With his popularity on the rise, Prime Minister Prayut Chan-o-cha is setting his sights on the South as he campaigns with his United Thai Nation (UTN) Party in the upcoming May 14 election. Deputy UTN leader Witthaya Kaewparadai notes the party’s growing support in the region, and they aim to secure at least 20 seats in the South. Gen Prayut is set to visit Trang, Phatthalung, Songkhla, and Satun, where his presence is anticipated to boost the UTN’s chances in the race.
While the UTN is a new party, Gen Prayut’s personal appeal and the reception he receives on the campaign trail are expected to work in their favor. With a total of 60 House seats available in the South, up from 50 in 2019, the stage is set for a fierce competition between the Democrats, who won 22 seats last time, and the UTN, which has emerged as a strong contender.

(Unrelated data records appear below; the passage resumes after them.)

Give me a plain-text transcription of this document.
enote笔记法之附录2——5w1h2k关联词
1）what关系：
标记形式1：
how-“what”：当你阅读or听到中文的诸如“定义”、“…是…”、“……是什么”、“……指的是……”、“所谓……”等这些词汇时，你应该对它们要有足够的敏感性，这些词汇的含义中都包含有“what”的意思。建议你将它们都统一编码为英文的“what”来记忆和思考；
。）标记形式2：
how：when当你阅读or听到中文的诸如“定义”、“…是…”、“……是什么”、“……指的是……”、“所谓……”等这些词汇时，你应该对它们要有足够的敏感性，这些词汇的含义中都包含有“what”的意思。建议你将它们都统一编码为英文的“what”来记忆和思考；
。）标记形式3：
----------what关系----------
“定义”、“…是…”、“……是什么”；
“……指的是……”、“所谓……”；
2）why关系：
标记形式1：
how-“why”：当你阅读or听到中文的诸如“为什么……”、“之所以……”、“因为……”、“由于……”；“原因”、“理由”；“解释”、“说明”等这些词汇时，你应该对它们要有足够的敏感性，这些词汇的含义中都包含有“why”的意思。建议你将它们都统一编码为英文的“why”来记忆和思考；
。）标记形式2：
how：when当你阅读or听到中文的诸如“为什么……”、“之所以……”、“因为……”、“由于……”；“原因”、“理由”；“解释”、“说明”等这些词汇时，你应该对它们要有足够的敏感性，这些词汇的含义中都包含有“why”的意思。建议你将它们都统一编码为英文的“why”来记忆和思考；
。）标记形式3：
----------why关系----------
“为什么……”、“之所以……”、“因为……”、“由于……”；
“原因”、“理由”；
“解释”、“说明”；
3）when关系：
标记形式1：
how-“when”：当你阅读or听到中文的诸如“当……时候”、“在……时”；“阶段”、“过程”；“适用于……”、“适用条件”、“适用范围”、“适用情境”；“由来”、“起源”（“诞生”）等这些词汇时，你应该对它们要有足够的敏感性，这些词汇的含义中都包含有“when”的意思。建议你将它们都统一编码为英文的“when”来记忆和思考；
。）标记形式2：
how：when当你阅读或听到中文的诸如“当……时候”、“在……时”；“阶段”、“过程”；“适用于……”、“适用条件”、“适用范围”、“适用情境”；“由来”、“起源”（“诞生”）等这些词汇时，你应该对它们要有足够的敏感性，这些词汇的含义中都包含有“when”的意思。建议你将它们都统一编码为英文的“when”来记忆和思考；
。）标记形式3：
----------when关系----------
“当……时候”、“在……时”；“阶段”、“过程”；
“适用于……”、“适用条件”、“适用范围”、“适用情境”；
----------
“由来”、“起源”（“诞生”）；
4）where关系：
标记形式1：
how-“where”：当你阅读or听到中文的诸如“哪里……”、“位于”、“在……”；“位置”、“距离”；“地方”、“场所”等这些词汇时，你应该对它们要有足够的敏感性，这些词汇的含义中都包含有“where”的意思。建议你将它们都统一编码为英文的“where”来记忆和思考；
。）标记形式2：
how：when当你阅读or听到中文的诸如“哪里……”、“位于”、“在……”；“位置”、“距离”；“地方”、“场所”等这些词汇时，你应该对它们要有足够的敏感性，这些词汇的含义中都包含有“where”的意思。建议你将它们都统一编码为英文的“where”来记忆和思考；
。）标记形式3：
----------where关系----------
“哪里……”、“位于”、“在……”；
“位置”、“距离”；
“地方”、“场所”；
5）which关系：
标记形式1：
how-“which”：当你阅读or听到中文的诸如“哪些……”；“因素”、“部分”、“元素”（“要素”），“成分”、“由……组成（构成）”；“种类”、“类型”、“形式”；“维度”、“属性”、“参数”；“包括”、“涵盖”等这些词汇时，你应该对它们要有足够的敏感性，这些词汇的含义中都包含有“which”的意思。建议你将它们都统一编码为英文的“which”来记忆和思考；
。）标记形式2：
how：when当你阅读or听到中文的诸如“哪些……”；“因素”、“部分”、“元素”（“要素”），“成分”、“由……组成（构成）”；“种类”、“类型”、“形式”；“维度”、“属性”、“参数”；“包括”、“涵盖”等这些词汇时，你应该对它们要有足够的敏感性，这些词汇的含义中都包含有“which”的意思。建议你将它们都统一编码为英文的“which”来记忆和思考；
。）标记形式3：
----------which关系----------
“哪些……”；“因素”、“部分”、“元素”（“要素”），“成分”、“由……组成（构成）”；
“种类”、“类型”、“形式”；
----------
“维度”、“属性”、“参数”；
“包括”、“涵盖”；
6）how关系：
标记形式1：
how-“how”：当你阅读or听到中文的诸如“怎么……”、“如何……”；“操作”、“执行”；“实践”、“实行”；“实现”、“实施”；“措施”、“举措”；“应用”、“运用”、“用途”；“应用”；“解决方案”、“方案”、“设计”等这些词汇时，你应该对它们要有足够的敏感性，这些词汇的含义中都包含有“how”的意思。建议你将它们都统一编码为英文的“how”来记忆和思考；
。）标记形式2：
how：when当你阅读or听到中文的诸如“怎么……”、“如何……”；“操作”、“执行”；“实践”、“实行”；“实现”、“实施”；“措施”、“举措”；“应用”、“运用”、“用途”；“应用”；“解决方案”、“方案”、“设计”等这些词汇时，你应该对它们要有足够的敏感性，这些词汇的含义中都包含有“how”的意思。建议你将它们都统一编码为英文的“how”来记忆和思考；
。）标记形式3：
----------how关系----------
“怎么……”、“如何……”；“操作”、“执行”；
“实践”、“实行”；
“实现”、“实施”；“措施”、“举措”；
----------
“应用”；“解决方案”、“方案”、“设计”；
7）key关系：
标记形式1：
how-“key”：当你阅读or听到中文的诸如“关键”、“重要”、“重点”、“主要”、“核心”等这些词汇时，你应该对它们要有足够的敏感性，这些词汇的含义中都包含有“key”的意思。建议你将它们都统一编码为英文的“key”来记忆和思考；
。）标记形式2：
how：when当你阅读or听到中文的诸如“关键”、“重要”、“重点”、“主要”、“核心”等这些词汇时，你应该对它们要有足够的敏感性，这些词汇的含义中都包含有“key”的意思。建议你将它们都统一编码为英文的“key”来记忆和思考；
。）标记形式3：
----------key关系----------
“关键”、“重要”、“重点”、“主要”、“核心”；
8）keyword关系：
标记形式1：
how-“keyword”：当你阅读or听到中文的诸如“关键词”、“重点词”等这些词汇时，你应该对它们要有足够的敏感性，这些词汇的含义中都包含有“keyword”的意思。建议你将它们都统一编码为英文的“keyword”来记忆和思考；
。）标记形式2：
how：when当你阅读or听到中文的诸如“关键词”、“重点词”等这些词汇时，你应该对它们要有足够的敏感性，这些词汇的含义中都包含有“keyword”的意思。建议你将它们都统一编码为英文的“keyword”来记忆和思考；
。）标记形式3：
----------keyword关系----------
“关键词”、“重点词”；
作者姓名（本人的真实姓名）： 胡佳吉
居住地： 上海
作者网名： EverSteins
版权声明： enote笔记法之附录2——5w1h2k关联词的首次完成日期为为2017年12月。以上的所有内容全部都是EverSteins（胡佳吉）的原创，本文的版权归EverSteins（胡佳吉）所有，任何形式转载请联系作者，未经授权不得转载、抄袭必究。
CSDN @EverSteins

Political observers will closely watch the UTN’s performance, as their ability to capture seats would indicate their success in establishing a foothold in the region. However, deputy Democrat leader Niphon Bunyamanee is not worried about the UTN’s challenge, expressing confidence in the Democrats’ continued dominance in the South, thanks to the voters’ trust in their party.
Stithorn Thananithichot, director of the Office of Innovation for Democracy at the King Prajadhipok’s Institute, predicts that the 11 provinces in the upper South will form a battleground for four significant parties – the UTN, the Democrats, Bhumjaithai, and the PPRP. He believes that the UTN has a good chance due to their strong support base in these provinces, and he expects them to win at least eight to ten seats, while the Democrats are likely to grab around 20 seats, particularly in Surat Thani.
Regarding the Bhumjaithai Party and the PPRP, Stithorn expects them to win 12-15 and 2-3 seats, respectively, whereas the Pheu Thai Party is only projected to win a single seat in Phangnga. In the southern border provinces of Yala, Pattani, and Narathiwat, the Prachachart Party enjoys significant backing from local Muslim leaders, putting them in a strong position to capture most of the available seats, with Bhumjaithai, the Democrats, and the PPRP vying for the remainder, according to Srisompob Jitpiromsri, a political scientist at Prince of Songkla University’s Pattani campus.
With the stakes higher than ever, the May 14 election will be a critical test for Prime Minister Prayut Chan-o-cha and his United Thai Nation Party, as they seek to extend their reach and solidify their position as a major political force in the South.